Estelle looked across at her old friend.

“Interesting, eh?” Gastner said.

“Most,” she replied. “Most people go through an entire lifetime and never see a big cat in the wild, much less up close and personal. And a jaguar? That’s not even once in a lifetime.”

“As far as I know, springs are few and far between up there, not that I’ve trekked it all. But Bobby has, and he’s going to be interested in all this, I would think. He’s going to want to know exactly where the Romero kid found it. I was going to ask the boy the same thing, but I got over there after school let out. Didn’t catch him.”

“You’re not the only one,” Estelle said, and briefly related the details of her afternoon.

“A fang in the eye. That’s a new one on me. Freddy’s probably cattin’ about, no doubt.

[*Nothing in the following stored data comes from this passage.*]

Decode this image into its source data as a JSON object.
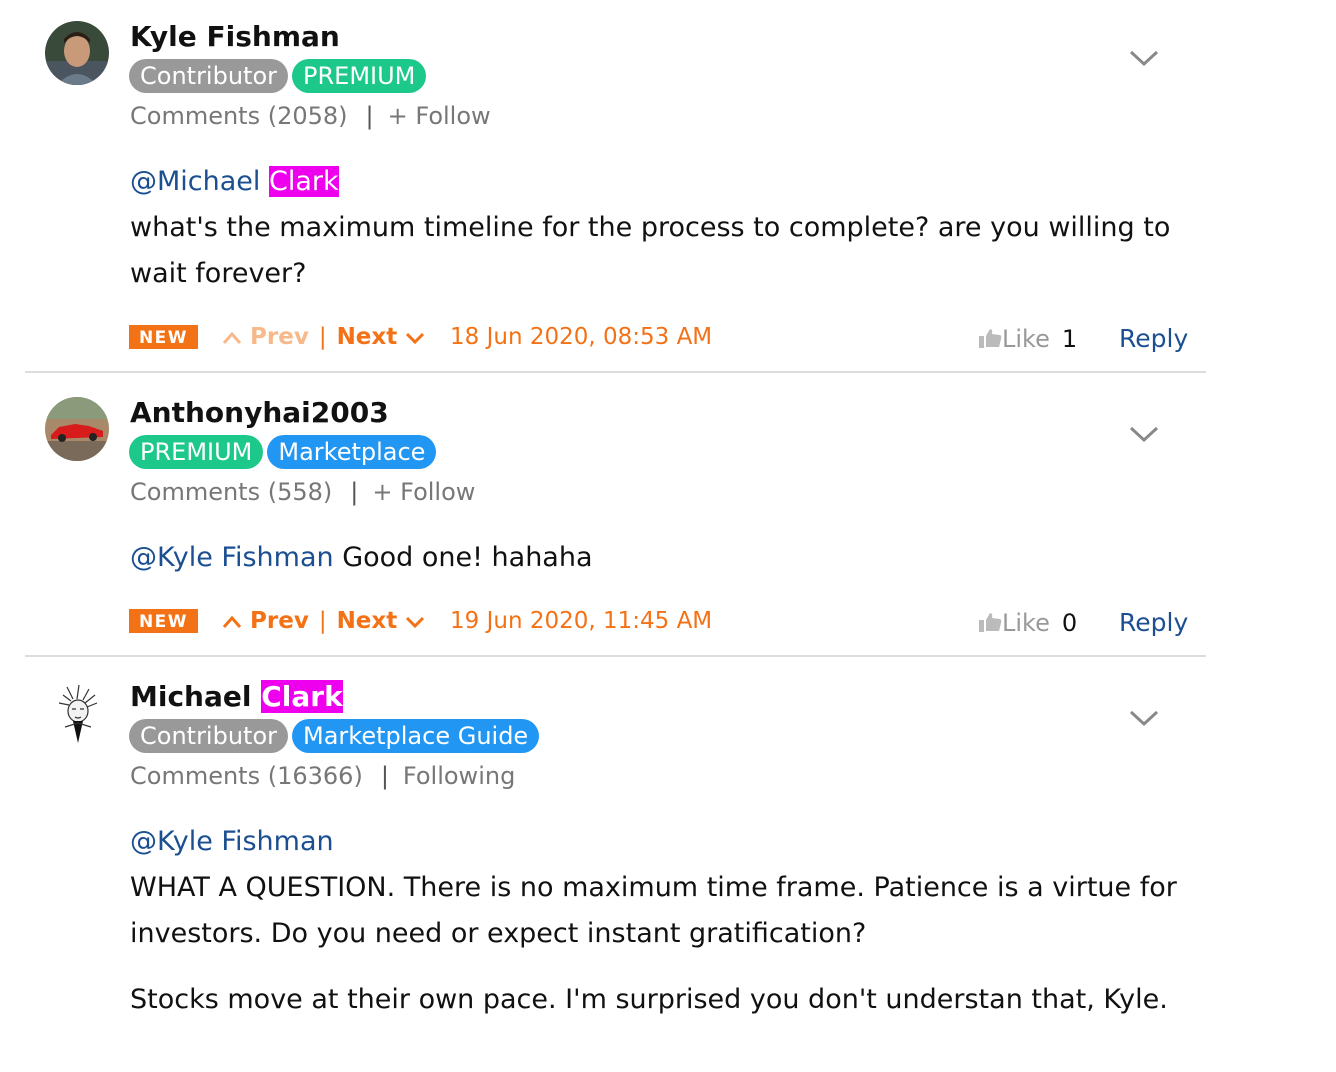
{
  "comments": [
    {
      "username": "Kyle Fishman",
      "badges": [
        "Contributor",
        "PREMIUM"
      ],
      "comments_label": "Comments",
      "comments_count": "(2058)",
      "follow_label": "+ Follow",
      "mention_first": "@Michael",
      "mention_last": "Clark",
      "text": "what's the maximum timeline for the process to complete? are you willing to wait forever?",
      "new_tag": "NEW",
      "prev_label": "Prev",
      "next_label": "Next",
      "date": "18 Jun 2020, 08:53 AM",
      "like_label": "Like",
      "like_count": "1",
      "reply_label": "Reply"
    },
    {
      "username": "Anthonyhai2003",
      "badges": [
        "PREMIUM",
        "Marketplace"
      ],
      "comments_label": "Comments",
      "comments_count": "(558)",
      "follow_label": "+ Follow",
      "mention": "@Kyle Fishman",
      "text": " Good one! hahaha",
      "new_tag": "NEW",
      "prev_label": "Prev",
      "next_label": "Next",
      "date": "19 Jun 2020, 11:45 AM",
      "like_label": "Like",
      "like_count": "0",
      "reply_label": "Reply"
    },
    {
      "username_first": "Michael",
      "username_last": "Clark",
      "badges": [
        "Contributor",
        "Marketplace Guide"
      ],
      "comments_label": "Comments",
      "comments_count": "(16366)",
      "follow_label": "Following",
      "mention": "@Kyle Fishman",
      "paragraph1": "WHAT A QUESTION. There is no maximum time frame. Patience is a virtue for investors. Do you need or expect instant gratification?",
      "paragraph2": "Stocks move at their own pace. I'm surprised you don't understan that, Kyle."
    }
  ],
  "colors": {
    "accent_orange": "#f47216",
    "mention_blue": "#1b4f91",
    "premium_green": "#1cc88a",
    "marketplace_blue": "#2196f3",
    "contributor_gray": "#999999",
    "highlight_magenta": "#ee00ee"
  }
}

The fair Casey didn’t know where he was?”

“She says not.” That Bill Gastner knew the relationship between Casey Prescott and Freddy Romero didn’t surprise Estelle. The former sheriff and short-time livestock inspector had known the Prescott family for decades. More a walking, breathing gazetteer than a busy-body, Gastner collected information and filed it away. As he cheerfully admitted, accessing those files in a time of need was the challenge.

“Well, maybe he’s back out in the boonies,” Gastner said, and reached out to rest a hand on the dash for support as they jounced over the first speed bump in the parking lot of the Don Juan de Oñate restaurant. “You make a find like that, and the site is an attraction. Pays to scout it out, see if you missed any thing.”

Estelle pulled the car to an abrupt halt in the middle of the small parking lot, and Gastner looked across at her, puzzled.

“Yesterday, I saw a four-wheeler down at the Broken Spur,” Estelle said. “Way, way in the distance. I had just pulled out on 56 from 14, and saw him swing off the shoulder of the highway, into the saloon’s parking lot, then scoot out back, probably across the arroyo.” She reached over and picked up the aluminum clipboard that contained her log. “Two-twenty, yesterday afternoon. I had stopped to make some notes after talking to some references, then saw the four-wheeler just after I pulled back out onto the highway.”

“Could have been anybody,” Gastner said.

“Could have been.” She closed her eyes, trying to coax her mind to replay the bit of memory. She hadn’t watched the four-wheeler because there had been no reason to. Now the incident was an amorphous blur, the details lost. “Ranchers don’t ride like a wild teenager,” she said. “I saw him and assumed it was a kid.”

“If it was Freddy, then his pickup was somewhere down there, too,” Gastner said. “He hauls that ATV around in the back of his truck, then bops out when he’s got something to explore or terrorize.”

“His dad says he wasn’t home last night-at least he didn’t answer his phone. He didn’t call Casey, either. His truck wasn’t in the driveway last night or this morning.”

“Now the worried mom comes out,” Gastner laughed.

She pulled the gear shift back into drive and swung the car around, leaving the restaurant to re-enter the street eastbound.

“So near and yet so far,” Gastner said wistfully. “What now?”

Chapter Six

The Expedition used by Deputy Dennis Collins during the day shift still smelled new, everything meticulously in place, the four water jugs that were stored in the back full and sealed. Collins had even added a large cardboard box full of military MRE’s to his stash. After her sedan, the big SUV felt like a behemoth.

They pulled out onto Bustos, and Estelle drove west. In less than two minutes, she turned onto Twelfth Street and then pulled in to the curb in front of her home. Two doors down, the Romero house was silent, the driveway empty.

“A moment,” she said. “Need anything?”

“Not a thing,” Gastner replied. “Give my greetings to your mother.”

Inside the house, Estelle found the three volumes she sought in the bookcase by the living room fireplace. Her mother, comfortable in her rocker, was working through an enormous volume of Spanish history, perhaps motivated by Irma’s interests. She tucked a crooked finger in her place as she watched her daughter.

“What’s Reubén done now?” she asked, eyes twinkling. The old man, her uncle, had died eight years before, independent and feisty to the last.